Someday soon, a tool like Rajamohan’s could have a huge impact on how people understand political ideologies. And if we’re lucky, it could make voting for the right candidate a lot easier.
Cleaning up the data
The end-goal of this work was to construct a visualization tool that could help identify political ideology. However, as many important endeavors do, this project began with an intriguing conversation.
“It all started over coffee when Alana Romanella and I were discussing white supremacy and hate speech,” says Rajamohan. “The conversation evolved, and we started talking about different political groups.”
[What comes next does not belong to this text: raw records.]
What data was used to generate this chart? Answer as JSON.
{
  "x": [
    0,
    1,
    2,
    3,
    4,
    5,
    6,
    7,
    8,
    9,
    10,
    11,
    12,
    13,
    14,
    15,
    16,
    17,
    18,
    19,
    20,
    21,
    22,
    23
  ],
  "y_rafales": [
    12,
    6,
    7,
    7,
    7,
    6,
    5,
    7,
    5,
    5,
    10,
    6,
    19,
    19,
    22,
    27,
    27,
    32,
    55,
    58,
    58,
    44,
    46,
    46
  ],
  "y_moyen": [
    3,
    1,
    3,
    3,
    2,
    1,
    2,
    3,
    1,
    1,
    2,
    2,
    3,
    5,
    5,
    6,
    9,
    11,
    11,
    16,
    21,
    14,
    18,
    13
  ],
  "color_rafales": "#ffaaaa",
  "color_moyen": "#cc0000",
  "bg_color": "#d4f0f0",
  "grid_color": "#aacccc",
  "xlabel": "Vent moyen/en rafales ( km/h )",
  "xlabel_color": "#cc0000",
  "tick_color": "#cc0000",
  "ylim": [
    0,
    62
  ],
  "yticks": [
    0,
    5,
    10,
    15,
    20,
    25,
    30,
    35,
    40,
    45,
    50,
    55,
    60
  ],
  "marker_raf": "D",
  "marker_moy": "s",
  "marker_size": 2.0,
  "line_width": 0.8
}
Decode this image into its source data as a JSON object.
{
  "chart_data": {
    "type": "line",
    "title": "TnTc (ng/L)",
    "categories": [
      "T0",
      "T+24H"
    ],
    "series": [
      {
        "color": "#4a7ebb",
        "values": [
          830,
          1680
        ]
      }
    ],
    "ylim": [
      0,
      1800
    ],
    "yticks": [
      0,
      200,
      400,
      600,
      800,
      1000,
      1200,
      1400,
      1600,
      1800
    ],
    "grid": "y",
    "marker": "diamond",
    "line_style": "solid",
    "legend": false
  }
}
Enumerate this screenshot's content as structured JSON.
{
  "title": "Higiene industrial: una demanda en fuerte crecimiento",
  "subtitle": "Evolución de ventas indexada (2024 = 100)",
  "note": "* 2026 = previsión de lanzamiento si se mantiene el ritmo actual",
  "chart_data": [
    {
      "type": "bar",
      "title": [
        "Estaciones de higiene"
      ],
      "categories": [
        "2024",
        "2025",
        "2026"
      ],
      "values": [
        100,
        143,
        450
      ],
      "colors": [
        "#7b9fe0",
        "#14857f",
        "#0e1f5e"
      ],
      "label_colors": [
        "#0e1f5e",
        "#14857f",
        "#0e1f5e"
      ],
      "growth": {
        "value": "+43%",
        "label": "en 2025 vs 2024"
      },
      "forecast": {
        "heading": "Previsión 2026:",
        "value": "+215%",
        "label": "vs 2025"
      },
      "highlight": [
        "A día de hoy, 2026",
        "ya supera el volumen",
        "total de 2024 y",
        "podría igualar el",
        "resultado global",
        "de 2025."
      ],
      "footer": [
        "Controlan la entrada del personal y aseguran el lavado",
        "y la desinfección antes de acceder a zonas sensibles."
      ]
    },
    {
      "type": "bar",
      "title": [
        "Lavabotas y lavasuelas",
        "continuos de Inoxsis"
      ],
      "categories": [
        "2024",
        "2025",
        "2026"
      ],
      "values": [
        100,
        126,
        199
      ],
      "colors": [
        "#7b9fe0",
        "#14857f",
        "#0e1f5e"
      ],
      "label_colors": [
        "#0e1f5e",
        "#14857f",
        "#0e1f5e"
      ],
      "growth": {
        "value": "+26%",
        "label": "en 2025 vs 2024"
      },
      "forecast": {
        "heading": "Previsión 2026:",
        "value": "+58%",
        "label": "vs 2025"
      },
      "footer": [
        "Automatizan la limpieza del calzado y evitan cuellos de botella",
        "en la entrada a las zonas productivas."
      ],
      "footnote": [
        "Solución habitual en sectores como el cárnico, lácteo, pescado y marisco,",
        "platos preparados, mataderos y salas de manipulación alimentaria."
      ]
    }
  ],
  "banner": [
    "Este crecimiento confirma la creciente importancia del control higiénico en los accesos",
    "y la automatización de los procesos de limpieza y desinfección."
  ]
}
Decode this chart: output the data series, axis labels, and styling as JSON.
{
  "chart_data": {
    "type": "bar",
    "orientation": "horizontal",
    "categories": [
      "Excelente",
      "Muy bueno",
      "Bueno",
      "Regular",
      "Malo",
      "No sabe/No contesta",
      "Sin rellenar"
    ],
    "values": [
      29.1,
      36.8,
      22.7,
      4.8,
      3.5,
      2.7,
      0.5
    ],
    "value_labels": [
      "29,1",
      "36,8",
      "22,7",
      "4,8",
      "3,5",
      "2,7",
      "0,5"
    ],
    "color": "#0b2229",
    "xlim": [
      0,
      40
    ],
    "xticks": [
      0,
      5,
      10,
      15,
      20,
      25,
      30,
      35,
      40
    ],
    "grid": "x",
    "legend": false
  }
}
Eventually, Romanella and Rajamohan decided they could use deep learning to better understand political ideology by investigating social media posts. They decided to focus on Twitter, as it is a data-rich environment with a free application programming interface (API). After collecting data for four months, the team had roughly 3 million tweets to work with.
“We pulled the tweets based on certain hashtags provided by our in-house political scientist.”
But, as Rajamohan explains, this approach has some drawbacks. “A particular hashtag can be used by people from widely varying beliefs and backgrounds, so that’s not necessarily going to tell you that they belong to a particular group or they have a certain ideology.”
For example, say you’re trying to figure out how groups of people feel about the Black Lives Matter movement. You can’t simply assume anyone tweeting out the #BlackLivesMatter hashtag is a sympathizer to the cause, as members of white supremacist groups might also use this hashtag in a derogatory context.
This kind of ambiguous information is called dirty data, and it can be a big problem in machine learning. It can prevent scientists from actualizing any real analysis of a given dataset, and it is the most common issue facing data science workers.
For this project, Rajamohan decided to move to a weakly supervised form of machine training to understand intent. Contextual embeddings helped mitigate noise in the data by guiding a human researcher to the incorrect records on the plots that were generated from the neural network.
Once they had cleaner data, Rajamohan and his colleagues were able to visualize these belief structures. Although they experimented with various visualization techniques such as t-SNE, Isomap, and PCA, multidimensional scaling (MDS) turned out to be the most efficient.
This model places liberal ideologies on the bottom left, while conservative opinions are placed on the top right. Although other techniques such as t-SNE are able to provide a more effective separation of data, MDS is able to better identify incorrect labels in the corpus.
Quantifying an opinion
To make this whole process simpler, Rajamohan focused less on specific political ideologies in favor of plotting a person’s political affiliation based on their relationship to an important public figure. For instance, your opinion of Elizabeth Warren or Donald Trump reveals a lot about your own beliefs.
"In an ideal world, I would have a tool like this before voting." says Rajamohan.
I would take all of the beliefs and opinions a politician ever expressed and project it on a screen. I would then take my own beliefs and opinions and put it on the screen and look who I’m closest to.
While this tool has a long way to go before it becomes something the public can rely on to pick a candidate, simply pursuing this endeavor keeps Rajamohan interested.
“Being able to understand intent is hard,” said Rajamohan. “You have an entity, and it’s easy to say someone feels positively or negatively about something, but how do you quantify or extract someone’s intent? That is a really ill-defined concept, so if we can use deep learning or AI to extract them – I think that’s a pretty neat concept to explore.”